Astonished, I called one of the authors asking for an explanation. “MS is a clinical diagnosis,” said Dr. Dennis Bourdette. “It requires a lot of experience and people don’t take the time.”
On the survey, the doctors could select from several reasons for not informing the patient. Some feared the truth could cause psychological harm or a loss of support. But in choosing not to inform the patient, the doctors would never know if the news would cause psychological harm. And even if they worried that the patient would no longer be eligible for disability payments, payments are made on the basis of disability, not the label. If there were reasons other than MS that a patient couldn’t work, the patient still wouldn’t be able to work and would still be eligible for financial support. So that couldn’t be a reason for them not to inform their patients.

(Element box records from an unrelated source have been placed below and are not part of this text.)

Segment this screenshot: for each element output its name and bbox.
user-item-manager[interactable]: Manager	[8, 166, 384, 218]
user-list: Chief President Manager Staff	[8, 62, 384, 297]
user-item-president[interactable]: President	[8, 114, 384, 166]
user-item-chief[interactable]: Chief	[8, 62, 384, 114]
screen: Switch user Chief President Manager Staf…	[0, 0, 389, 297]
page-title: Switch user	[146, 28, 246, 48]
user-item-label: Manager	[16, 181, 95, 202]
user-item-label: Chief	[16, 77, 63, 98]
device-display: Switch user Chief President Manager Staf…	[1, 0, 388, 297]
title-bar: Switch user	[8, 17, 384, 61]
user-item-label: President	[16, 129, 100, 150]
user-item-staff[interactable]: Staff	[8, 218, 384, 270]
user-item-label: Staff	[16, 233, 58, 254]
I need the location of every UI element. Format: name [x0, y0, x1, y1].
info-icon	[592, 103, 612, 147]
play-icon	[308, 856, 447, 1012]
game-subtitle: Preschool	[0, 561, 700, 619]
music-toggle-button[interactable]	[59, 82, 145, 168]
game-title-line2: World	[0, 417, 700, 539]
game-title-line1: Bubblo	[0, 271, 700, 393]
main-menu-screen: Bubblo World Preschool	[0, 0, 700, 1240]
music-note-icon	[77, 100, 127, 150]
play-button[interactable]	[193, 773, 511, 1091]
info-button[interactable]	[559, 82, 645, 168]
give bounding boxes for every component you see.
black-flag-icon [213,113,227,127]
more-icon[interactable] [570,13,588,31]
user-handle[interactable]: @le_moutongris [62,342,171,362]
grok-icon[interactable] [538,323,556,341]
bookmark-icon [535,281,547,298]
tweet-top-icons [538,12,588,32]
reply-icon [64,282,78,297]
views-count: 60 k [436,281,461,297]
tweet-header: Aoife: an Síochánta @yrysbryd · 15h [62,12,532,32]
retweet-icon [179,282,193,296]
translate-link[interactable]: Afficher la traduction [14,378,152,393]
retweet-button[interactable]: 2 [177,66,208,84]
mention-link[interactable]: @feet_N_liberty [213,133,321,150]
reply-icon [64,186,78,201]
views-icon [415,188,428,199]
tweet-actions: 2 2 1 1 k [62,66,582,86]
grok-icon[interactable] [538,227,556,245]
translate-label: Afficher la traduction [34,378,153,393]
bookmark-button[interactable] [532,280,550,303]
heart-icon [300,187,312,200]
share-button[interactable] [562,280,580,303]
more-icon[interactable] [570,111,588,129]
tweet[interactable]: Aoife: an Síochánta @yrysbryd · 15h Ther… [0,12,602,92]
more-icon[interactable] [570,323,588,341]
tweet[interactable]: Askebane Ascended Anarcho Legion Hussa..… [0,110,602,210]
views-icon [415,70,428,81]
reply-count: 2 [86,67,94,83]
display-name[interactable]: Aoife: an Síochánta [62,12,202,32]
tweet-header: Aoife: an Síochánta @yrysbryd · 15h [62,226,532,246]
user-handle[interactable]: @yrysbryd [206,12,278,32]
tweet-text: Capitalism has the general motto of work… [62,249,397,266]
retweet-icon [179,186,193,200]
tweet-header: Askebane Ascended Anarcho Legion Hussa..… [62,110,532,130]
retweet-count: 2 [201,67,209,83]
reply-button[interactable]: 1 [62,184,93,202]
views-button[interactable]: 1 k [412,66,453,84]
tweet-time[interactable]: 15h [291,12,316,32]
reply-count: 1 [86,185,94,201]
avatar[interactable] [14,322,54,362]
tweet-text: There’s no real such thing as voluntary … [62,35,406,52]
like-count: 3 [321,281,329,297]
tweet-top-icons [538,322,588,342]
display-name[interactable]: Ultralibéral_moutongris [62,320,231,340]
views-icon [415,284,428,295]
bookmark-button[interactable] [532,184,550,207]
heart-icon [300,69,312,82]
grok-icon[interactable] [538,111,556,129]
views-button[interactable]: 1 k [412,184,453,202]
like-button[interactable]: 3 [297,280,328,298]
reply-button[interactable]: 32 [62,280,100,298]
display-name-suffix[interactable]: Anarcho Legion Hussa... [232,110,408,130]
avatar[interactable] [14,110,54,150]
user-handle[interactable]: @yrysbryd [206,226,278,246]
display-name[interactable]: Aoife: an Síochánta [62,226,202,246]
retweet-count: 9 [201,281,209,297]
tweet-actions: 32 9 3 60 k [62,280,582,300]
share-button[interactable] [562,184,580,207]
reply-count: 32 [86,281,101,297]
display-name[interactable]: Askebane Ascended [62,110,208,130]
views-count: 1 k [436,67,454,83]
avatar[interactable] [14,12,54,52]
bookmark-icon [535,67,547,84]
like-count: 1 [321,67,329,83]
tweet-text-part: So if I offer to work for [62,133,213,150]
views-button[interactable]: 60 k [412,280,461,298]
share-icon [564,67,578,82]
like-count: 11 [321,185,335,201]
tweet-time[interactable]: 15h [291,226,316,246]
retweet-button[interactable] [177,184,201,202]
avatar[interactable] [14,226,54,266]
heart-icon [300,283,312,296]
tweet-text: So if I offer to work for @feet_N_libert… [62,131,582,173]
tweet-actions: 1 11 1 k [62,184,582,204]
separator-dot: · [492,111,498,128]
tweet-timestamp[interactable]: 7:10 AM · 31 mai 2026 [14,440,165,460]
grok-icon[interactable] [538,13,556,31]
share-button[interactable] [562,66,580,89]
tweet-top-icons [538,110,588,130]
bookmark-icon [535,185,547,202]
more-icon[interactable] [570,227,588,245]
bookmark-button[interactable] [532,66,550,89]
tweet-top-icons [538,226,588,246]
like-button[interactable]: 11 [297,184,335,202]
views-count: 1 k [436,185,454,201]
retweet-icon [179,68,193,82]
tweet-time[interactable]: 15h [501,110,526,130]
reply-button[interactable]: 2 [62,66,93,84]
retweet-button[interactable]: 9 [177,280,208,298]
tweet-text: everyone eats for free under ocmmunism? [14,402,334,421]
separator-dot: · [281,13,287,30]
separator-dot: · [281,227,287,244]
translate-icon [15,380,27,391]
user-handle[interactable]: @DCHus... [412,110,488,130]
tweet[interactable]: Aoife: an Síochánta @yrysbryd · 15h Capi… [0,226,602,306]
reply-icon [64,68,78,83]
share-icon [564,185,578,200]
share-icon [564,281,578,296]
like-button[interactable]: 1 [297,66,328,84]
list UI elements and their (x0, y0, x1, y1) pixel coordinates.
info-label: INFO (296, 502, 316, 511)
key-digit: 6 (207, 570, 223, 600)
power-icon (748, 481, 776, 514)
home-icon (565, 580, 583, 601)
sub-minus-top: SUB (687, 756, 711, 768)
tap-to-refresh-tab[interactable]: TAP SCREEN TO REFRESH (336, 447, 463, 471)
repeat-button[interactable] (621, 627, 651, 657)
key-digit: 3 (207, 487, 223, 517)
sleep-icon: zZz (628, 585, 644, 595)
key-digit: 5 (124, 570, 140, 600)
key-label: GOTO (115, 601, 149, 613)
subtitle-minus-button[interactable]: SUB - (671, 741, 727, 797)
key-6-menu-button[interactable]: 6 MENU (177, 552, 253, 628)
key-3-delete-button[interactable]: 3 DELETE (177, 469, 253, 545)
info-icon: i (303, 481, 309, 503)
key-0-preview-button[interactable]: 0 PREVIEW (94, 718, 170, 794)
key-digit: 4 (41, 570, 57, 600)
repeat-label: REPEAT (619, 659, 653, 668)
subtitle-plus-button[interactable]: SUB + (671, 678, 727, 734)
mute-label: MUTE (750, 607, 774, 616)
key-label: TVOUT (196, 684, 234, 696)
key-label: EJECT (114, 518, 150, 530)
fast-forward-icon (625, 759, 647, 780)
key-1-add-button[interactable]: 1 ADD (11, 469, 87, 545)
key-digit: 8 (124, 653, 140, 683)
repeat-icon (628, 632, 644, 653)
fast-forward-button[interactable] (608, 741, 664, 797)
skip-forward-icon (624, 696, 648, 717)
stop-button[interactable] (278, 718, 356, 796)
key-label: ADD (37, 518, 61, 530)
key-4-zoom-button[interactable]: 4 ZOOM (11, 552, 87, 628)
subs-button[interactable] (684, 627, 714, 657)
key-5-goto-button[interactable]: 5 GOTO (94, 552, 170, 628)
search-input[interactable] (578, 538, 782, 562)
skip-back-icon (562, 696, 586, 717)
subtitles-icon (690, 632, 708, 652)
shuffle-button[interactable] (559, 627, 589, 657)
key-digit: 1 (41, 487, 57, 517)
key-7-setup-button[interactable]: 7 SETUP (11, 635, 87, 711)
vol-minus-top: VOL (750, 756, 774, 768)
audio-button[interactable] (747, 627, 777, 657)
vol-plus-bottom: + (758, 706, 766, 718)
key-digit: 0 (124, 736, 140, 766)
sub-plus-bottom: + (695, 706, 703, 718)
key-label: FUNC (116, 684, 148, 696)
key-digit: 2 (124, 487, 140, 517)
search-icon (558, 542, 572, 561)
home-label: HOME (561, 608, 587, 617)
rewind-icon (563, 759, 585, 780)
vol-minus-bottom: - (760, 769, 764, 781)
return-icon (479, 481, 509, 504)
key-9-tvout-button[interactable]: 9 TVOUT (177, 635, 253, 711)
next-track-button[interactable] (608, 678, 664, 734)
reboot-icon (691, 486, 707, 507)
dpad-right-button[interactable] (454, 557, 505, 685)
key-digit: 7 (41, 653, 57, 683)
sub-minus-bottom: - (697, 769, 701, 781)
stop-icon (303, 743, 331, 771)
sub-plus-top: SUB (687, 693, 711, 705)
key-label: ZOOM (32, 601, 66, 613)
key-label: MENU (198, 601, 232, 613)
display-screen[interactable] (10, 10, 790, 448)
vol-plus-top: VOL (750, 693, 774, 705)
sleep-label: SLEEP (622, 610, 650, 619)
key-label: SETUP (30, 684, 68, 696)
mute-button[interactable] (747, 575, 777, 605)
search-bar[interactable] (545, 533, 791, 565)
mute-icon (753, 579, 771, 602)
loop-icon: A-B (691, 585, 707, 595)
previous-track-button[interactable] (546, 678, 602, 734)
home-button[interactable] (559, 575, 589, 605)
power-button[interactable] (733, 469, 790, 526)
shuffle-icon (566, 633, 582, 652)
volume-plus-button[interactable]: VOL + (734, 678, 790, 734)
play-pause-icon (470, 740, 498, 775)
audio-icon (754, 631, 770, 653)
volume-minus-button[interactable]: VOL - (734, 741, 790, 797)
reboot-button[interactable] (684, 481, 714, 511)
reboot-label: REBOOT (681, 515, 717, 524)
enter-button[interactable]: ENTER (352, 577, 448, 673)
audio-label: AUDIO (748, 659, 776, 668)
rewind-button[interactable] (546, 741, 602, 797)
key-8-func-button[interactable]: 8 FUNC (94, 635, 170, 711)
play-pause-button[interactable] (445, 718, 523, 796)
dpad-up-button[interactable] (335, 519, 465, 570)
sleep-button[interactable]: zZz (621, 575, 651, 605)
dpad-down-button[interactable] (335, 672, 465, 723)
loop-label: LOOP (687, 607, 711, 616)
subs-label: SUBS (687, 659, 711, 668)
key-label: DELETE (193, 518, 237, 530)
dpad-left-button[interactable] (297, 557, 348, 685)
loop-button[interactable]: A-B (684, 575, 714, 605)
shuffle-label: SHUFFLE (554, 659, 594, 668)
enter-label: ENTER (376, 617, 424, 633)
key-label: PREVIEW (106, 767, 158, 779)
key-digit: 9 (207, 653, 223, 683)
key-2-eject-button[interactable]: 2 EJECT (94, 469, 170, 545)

Other doctors surveyed felt the referring physician should break the news, or that the news didn’t need to be broken because the diagnosis was benign.
Benign? I was nearly breathless when I read that. Benign? If patients are experiencing symptoms of some sort and are being treated for something they don’t have, then they’re not being treated for something they do have. In my case, for example, I was told I had MS when in fact the issue was a gluten intolerance. If one of the other doctors I saw had determined this later but chosen not to tell me, I would have continued eating gluten indefinitely, causing more damage to my intestines and making me feel worse and worse, with no end in sight. And if I had taken the interferon drugs, which research shows only work in about one-third of the patients, I might have resigned myself to declining health and said, “Well, I tried.”
I called Dr. Andrew Solomon, who coauthored the study. He was as generous with his time as Bourdette was, and just as understanding about how angry this study made me.
“One in seven?” I asked.
“I’m an MS specialist,” Solomon said. “So I see MS and not MS all day long. Other neurologists, where it’s a small part of their practice, don’t have the same experience.
; “I think people overinterpret the MRI,” he said. “And there’s an overreliance on the test.”
He told me that he, Bourdette and the third author—Dr. Eran Klein—were committed to more research. More studies could be published in more journals and presented at more conferences to reach more neurologists. And if more neurologists understood the intricacies of diagnosing MS, that may lessen the risk of overdiagnosis and lead to better patient care overall.
“I’m grateful you’re looking into it,” I told Dr. Solomon. “I really am.”
I was and remain grateful that these three doctors are thought leaders in the world of MS and that they are on the case to uncover misdiagnoses and improve patient outcomes. And I wish their reach were bigger than the MS world. Research shows that as many as one in five of all diagnoses, across all categories, are misdiagnoses. One report found that the number of fatal diagnostic errors in intensive-care units in the United States equals the number of deaths related to breast cancer each year—40,500.
In his bestselling book How Doctors Think, Dr. Jerome Groopman calls misdiagnosis “a window into the medical mind.” He reviewed recent studies that show medical errors are caused more often by flawed thinking than technical mistakes.
“In one study of misdiagnoses that caused serious harm to patients,” Groopman writes, “some 80 percent could be accounted for by a cascade of cognitive errors, like the one in [a specific patient’s] case, putting her into a narrow frame and ignoring information that contradicted a fixed notion.”